La ansiedad prerregreso

Llega esa época del año donde estoy estudiando hasta las dos de la mañana sin remedio. Sin pausa. Con la convicción bien atenta, pero los párpados desmoronándose como un dúplex de goma eva.
Por las disposiciones de la rutina, se acercan los días en Corrientes. A causa de una mente bien entrenada en los ritmos de la vida, empieza un ciclo de ansiedad abrasadora que concluye cuando, casi de pie a las 8 de la mañana en el pasillo de un colectivo. veo entre la niebla una estructura de piedra triangular: el puente General Manuel Belgrano.
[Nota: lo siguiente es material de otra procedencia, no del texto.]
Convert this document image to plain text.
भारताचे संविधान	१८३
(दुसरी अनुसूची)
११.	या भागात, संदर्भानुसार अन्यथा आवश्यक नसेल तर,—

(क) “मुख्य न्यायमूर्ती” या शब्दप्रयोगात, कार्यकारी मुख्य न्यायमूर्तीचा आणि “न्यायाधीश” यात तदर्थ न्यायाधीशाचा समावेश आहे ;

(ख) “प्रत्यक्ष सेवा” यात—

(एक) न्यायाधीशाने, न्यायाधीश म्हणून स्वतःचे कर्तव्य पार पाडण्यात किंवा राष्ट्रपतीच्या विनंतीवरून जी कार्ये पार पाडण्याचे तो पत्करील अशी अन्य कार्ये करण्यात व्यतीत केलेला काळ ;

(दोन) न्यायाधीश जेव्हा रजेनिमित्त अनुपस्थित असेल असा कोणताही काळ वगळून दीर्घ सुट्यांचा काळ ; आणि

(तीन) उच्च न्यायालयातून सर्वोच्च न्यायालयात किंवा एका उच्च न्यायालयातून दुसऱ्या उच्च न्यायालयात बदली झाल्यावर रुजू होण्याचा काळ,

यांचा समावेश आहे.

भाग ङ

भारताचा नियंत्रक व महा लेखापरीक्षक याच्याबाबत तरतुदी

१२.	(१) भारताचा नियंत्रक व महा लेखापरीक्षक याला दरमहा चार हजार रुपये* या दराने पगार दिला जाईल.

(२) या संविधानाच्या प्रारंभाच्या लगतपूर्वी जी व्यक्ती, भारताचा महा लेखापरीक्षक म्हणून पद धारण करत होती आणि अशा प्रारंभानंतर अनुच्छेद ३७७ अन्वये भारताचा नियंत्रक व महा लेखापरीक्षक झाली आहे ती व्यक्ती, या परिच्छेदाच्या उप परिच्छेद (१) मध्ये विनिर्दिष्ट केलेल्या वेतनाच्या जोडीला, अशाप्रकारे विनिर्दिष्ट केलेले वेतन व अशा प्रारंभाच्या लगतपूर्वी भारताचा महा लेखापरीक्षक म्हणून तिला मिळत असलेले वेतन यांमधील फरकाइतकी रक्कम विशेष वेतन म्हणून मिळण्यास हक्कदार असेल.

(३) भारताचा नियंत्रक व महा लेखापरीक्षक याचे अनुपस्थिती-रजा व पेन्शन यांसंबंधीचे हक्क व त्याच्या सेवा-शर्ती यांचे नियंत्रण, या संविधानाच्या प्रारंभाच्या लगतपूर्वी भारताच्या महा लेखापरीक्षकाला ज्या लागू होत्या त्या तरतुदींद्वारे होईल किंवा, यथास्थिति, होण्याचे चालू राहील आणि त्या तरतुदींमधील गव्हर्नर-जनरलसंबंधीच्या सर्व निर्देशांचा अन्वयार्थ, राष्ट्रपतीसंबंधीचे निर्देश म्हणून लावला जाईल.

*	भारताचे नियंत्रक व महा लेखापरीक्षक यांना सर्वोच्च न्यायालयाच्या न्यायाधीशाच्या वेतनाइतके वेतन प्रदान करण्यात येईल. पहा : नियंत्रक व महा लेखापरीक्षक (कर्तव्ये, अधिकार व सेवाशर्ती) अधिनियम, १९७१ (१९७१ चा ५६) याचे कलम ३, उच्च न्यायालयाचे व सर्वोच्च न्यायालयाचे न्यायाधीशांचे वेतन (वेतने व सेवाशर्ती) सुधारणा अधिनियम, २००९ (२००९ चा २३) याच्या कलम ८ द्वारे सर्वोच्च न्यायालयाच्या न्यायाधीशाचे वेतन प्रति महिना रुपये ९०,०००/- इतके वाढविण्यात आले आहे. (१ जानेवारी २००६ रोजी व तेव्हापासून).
La ansiedad no surge por amor a Corrientes (o capaz que sí) ni por ver a mis amigos o a mi familia ("los hombres no tienen raíces, les molesta no tenerlas" Exupéry) sino por cortar, gana bien humana, con la tarea constante y dedicada que implica una pertenencia responsable a un lugar nuevo.
Porfía, fracaso amargo. Claustrofobia. Hace varios meses que no salgo de Córdoba. Patience is a virtue. Sólo por accidente cruzo Circunvalación todas las mañanas, después nada. Es como estar encerrado en un ascensor.